Helicopter operations will probably be targeted for more severe restrictions but Cipriani, who appears to defend Toussus, said that further study will precede any rotorcraft proposal. In addition to flying schools and sightseeing flight operators, the airport is the maintenance base for Heli-Union, a major player in France that works on civil and military helicopters in Toussus.
The airport is limited as to the size of business jets it can accommodate. According to a source familiar with traffic there, the biggest jet the airport can handle is a Citation Excel. Business jets do not constitute much of the traffic at Toussus, with only a handful of them using the runway each week, the source added.

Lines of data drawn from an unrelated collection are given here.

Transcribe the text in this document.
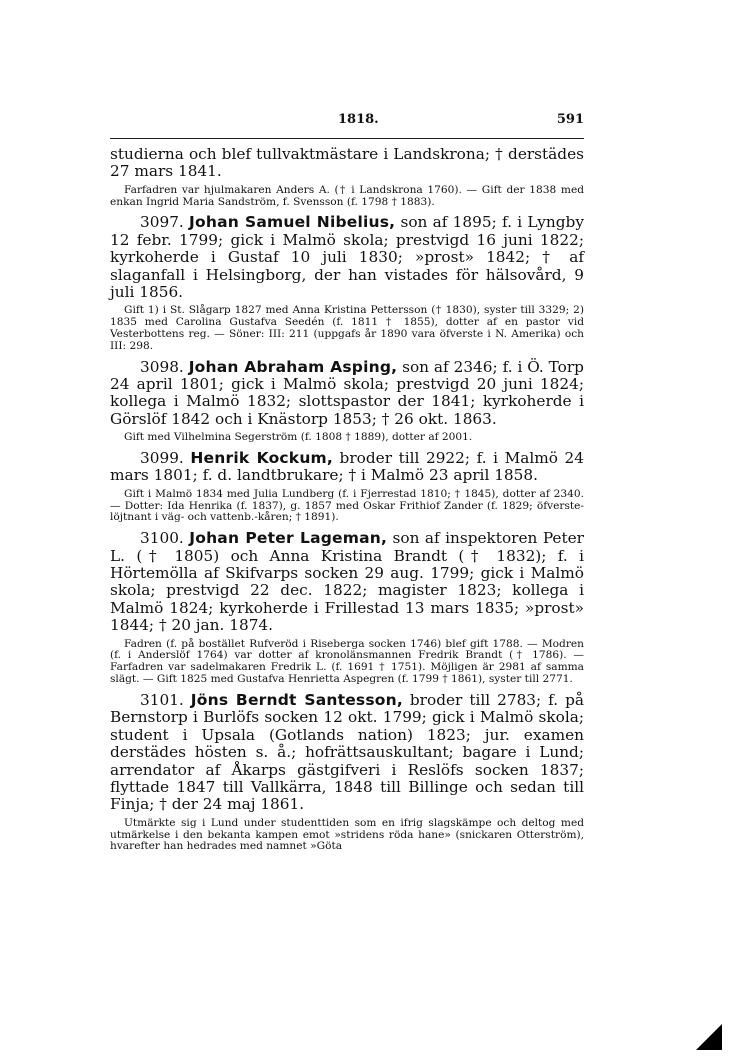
1818.	591

studierna och blef tullvaktmästare i Landskrona; † derstädes 27 mars 1841.

Farfadren var hjulmakaren Anders A. († i Landskrona 1760). — Gift der 1838 med enkan Ingrid Maria Sandström, f. Svensson (f. 1798 † 1883).

3097. Johan Samuel Nibelius, son af 1895; f. i Lyngby 12 febr. 1799; gick i Malmö skola; prestvigd 16 juni 1822; kyrkoherde i Gustaf 10 juli 1830; »prost» 1842; † af slaganfall i Helsingborg, der han vistades för hälsovård, 9 juli 1856.

Gift 1) i St. Slågarp 1827 med Anna Kristina Pettersson († 1830), syster till 3329; 2) 1835 med Carolina Gustafva Seedén (f. 1811 † 1855), dotter af en pastor vid Vesterbottens reg. — Söner: III: 211 (uppgafs år 1890 vara öfverste i N. Amerika) och III: 298.

3098. Johan Abraham Asping, son af 2346; f. i Ö. Torp 24 april 1801; gick i Malmö skola; prestvigd 20 juni 1824; kollega i Malmö 1832; slottspastor der 1841; kyrkoherde i Görslöf 1842 och i Knästorp 1853; † 26 okt. 1863.

Gift med Vilhelmina Segerström (f. 1808 † 1889), dotter af 2001.

3099. Henrik Kockum, broder till 2922; f. i Malmö 24 mars 1801; f. d. landtbrukare; † i Malmö 23 april 1858.

Gift i Malmö 1834 med Julia Lundberg (f. i Fjerrestad 1810; † 1845), dotter af 2340. — Dotter: Ida Henrika (f. 1837), g. 1857 med Oskar Frithiof Zander (f. 1829; öfverste-löjtnant i väg- och vattenb.-kåren; † 1891).

3100. Johan Peter Lageman, son af inspektoren Peter L. († 1805) och Anna Kristina Brandt († 1832); f. i Hörtemölla af Skifvarps socken 29 aug. 1799; gick i Malmö skola; prestvigd 22 dec. 1822; magister 1823; kollega i Malmö 1824; kyrkoherde i Frillestad 13 mars 1835; »prost» 1844; † 20 jan. 1874.

Fadren (f. på bostället Rufveröd i Riseberga socken 1746) blef gift 1788. — Modren (f. i Anderslöf 1764) var dotter af kronolänsmannen Fredrik Brandt († 1786). — Farfadren var sadelmakaren Fredrik L. (f. 1691 † 1751). Möjligen är 2981 af samma slägt. — Gift 1825 med Gustafva Henrietta Aspegren (f. 1799 † 1861), syster till 2771.

3101. Jöns Berndt Santesson, broder till 2783; f. på Bernstorp i Burlöfs socken 12 okt. 1799; gick i Malmö skola; student i Upsala (Gotlands nation) 1823; jur. examen derstädes hösten s. å.; hofrättsauskultant; bagare i Lund; arrendator af Åkarps gästgifveri i Reslöfs socken 1837; flyttade 1847 till Vallkärra, 1848 till Billinge och sedan till Finja; † der 24 maj 1861.

Utmärkte sig i Lund under studenttiden som en ifrig slagskämpe och deltog med utmärkelse i den bekanta kampen emot »stridens röda hane» (snickaren Otterström), hvarefter han hedrades med namnet »Göta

Those users, however, find the location highly convenient and the connection between a jet and a helicopter flight is said to be easy.
Noise from the airport has made it a target of local residents. Mayors of surrounding cities have long allowed real estate and industrial projects settling near the facility, and (in a familiar assertion) new residents contend that the fact the airport was there first is no reason for it to remain a source of noise. As a result, local mayors (but not Toussus’ mayor) favor closure of the airport. Airport defendants assert that closing the airport will see yet more concrete replacing grass.